My mentor quickly proved to me that we could catch bass and slab crappies in the coldest weather if we were tough enough to brave the elements.
Ordinarily by mid-March, Delta fishermen and fisherladies would be in the midst of maybe the very best time of the year for catching lots of our fine crappie — perhaps the most popular fish we have and very likely the tastiest. Many of our favorite fishing holes are at a very low stage or else overflowing with Mississippi River high water. It remains to be seen whether or not the river will continue to rise and produce a real flood. Most of us devoutly hope it does not.
Crappie in reservoirs and inland lakes are being found in shallow water, either spawning or about to spawn, which makes them much easier to catch than at any other time.
There was an interesting article in a recent Memphis Commercial Appeal on the debate between live bait fishermen and jig fans. I daresay that the majority of crappie fans now stick 100 percent to jigs, but there are still quite a few around who continue to drown minnows, some of them using a combination of minnows and jigs.
One of the very best crappie catchers I know, Charlie Christmas of Shelby, Miss., sometimes uses jigs only, but when fishing is slow he tacks on a small minnow and improves his success greatly.
Charlie is a long-time operator of an agricultural aviation service, and that accounts in part for why he does most of his serious fishing in the dead of winter before his firm's services are in heavy demand.
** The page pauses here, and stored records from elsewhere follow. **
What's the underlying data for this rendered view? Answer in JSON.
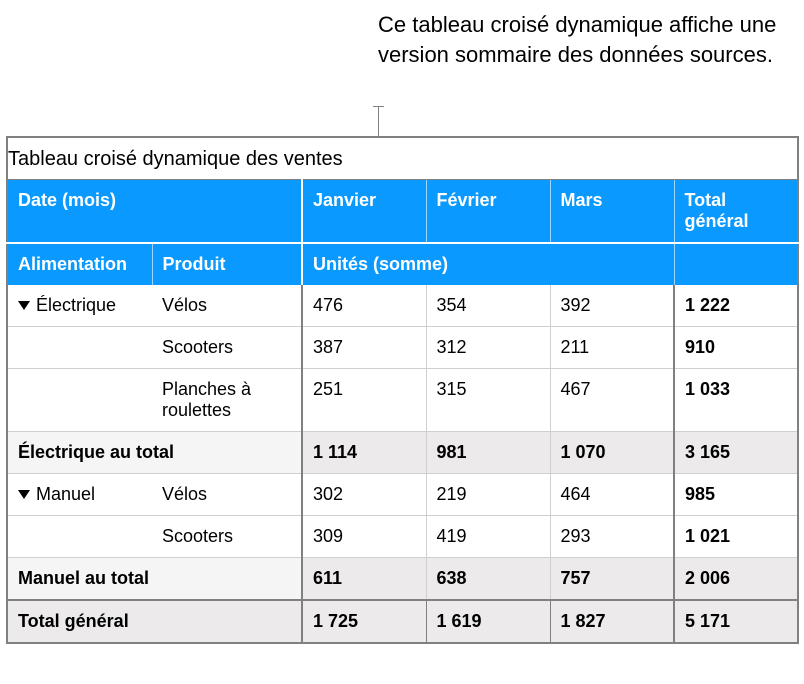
{
  "caption": "Ce tableau croisé dynamique affiche une version sommaire des données sources.",
  "table": {
    "title": "Tableau croisé dynamique des ventes",
    "date_label": "Date (mois)",
    "months": [
      "Janvier",
      "Février",
      "Mars"
    ],
    "grand_total_col_label": "Total général",
    "alimentation_label": "Alimentation",
    "produit_label": "Produit",
    "units_label": "Unités (somme)",
    "groups": [
      {
        "name": "Électrique",
        "subtotal_label": "Électrique au total",
        "rows": [
          {
            "product": "Vélos",
            "values": [
              "476",
              "354",
              "392"
            ],
            "total": "1 222"
          },
          {
            "product": "Scooters",
            "values": [
              "387",
              "312",
              "211"
            ],
            "total": "910"
          },
          {
            "product": "Planches à roulettes",
            "values": [
              "251",
              "315",
              "467"
            ],
            "total": "1 033"
          }
        ],
        "subtotal": {
          "values": [
            "1 114",
            "981",
            "1 070"
          ],
          "total": "3 165"
        }
      },
      {
        "name": "Manuel",
        "subtotal_label": "Manuel au total",
        "rows": [
          {
            "product": "Vélos",
            "values": [
              "302",
              "219",
              "464"
            ],
            "total": "985"
          },
          {
            "product": "Scooters",
            "values": [
              "309",
              "419",
              "293"
            ],
            "total": "1 021"
          }
        ],
        "subtotal": {
          "values": [
            "611",
            "638",
            "757"
          ],
          "total": "2 006"
        }
      }
    ],
    "grand_total_label": "Total général",
    "grand_total": {
      "values": [
        "1 725",
        "1 619",
        "1 827"
      ],
      "total": "5 171"
    }
  },
  "style": {
    "header_bg": "#0a99ff",
    "header_fg": "#ffffff",
    "subtotal_bg": "#eceaea",
    "subtotal_label_bg": "#f5f5f5",
    "border_color": "#808080",
    "cell_border": "#cfcfcf",
    "font_size_body": 18,
    "font_size_title": 20,
    "font_size_caption": 22
  }
}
It is not, however, the only reason that he fishes mostly in winter.
I used to be stuck on winter fishing myself. I grew up near Grassy Lake in Tallahatchie County, Miss. My mentor was a fine gentleman who operated the local ice plant, which back then was extremely busy during the hot months and required his constant attention. He very quickly proved to me that we could catch bass and slab crappies in the coldest weather if we were tough enough to brave the elements. We came to prefer very cold weather, sometimes fishing on days when the line would freeze.
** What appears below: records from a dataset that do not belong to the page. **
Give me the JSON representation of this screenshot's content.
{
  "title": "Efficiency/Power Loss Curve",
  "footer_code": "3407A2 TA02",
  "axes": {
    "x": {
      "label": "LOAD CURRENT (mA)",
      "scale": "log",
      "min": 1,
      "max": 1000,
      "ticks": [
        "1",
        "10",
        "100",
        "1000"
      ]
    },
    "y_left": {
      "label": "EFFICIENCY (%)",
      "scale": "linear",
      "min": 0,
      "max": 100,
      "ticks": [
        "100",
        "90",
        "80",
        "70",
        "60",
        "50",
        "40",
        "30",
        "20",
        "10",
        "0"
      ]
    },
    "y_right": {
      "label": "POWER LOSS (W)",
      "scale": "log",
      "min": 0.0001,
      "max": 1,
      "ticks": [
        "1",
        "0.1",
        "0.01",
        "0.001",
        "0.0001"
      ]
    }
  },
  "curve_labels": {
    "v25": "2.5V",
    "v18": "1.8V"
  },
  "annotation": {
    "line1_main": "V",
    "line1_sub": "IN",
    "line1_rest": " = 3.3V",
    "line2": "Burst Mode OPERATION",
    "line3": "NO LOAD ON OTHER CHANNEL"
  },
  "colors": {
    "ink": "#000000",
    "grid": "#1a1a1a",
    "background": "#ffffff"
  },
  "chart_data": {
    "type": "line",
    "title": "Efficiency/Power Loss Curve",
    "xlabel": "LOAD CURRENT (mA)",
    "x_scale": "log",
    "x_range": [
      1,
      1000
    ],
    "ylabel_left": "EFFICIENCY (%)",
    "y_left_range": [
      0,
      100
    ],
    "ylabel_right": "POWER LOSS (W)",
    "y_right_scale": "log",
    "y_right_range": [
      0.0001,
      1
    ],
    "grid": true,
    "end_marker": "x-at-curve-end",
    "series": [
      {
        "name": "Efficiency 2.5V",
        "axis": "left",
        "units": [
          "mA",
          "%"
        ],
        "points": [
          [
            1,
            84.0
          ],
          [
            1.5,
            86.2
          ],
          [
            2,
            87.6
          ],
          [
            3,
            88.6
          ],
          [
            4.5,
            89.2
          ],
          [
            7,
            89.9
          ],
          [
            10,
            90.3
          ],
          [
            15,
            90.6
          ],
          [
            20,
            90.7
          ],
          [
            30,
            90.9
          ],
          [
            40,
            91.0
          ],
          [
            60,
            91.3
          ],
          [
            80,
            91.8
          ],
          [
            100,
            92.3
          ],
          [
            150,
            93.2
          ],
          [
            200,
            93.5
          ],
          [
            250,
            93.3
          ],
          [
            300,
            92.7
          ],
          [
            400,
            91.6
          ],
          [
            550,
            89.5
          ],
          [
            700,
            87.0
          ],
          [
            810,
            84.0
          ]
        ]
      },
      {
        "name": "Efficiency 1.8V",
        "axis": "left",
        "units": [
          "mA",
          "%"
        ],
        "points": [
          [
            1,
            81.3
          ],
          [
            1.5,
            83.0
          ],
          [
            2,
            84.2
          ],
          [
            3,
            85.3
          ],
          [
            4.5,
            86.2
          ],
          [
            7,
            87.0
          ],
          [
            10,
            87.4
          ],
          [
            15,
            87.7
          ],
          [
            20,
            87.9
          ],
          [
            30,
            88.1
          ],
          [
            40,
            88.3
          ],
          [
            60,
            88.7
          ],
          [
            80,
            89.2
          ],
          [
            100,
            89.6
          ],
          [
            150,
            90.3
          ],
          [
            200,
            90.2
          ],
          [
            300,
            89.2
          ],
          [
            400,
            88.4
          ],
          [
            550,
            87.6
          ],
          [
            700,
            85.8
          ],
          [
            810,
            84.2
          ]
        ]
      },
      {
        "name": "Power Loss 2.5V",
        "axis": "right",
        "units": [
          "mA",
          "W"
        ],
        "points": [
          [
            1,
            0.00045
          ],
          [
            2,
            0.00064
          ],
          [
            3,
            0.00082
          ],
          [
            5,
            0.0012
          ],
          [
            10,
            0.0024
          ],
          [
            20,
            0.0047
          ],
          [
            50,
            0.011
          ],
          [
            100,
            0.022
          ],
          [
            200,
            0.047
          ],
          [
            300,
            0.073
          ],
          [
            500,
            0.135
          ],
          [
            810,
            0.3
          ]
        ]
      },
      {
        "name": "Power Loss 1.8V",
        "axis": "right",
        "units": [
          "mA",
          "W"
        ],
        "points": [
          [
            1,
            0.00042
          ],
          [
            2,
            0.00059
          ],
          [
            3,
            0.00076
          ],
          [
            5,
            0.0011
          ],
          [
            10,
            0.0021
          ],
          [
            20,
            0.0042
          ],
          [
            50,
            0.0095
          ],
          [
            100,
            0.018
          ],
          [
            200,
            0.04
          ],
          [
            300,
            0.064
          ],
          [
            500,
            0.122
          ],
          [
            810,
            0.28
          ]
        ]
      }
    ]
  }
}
Our primary fish were bass, but we also caught a decent number of slab crappie almost every time we went. One reason for the crappie being slabs was that we used huge shiner minnows that we caught with traps or minnow seines in Delta barrow pits. We liked our minnows to be as much as 5 inches long (we nicknamed them “bass hounds”). The huge minnows would be constantly on the move, seeming able to seek out big bass and crappie that hung out about 5 feet deep in and along button willow brush that encompassed all of the lake proper.
The Grassy Lake area was made up mostly of cypress timber, tupelo gum and other species that had died during long periods of being covered with floodwater from Tallahatchie River. A portion we called the Deadening was just that, an area of perhaps half of the lake with rather shallow water and dead trees.
Most of our wintertime fishing, however, was confined to the lake proper around the button willow bushes.
That was an unforgettable period of my fishing life. Our catches were sometimes astonishing. I recall one bitter cold day when we boated so many huge bass and crappie that we were forced to cull them greatly because we had to walk over a mile back to our car.
None of our catch was ever wasted. Many families in those Depression days welcomed some of our fish, a source of much-needed food for many of them.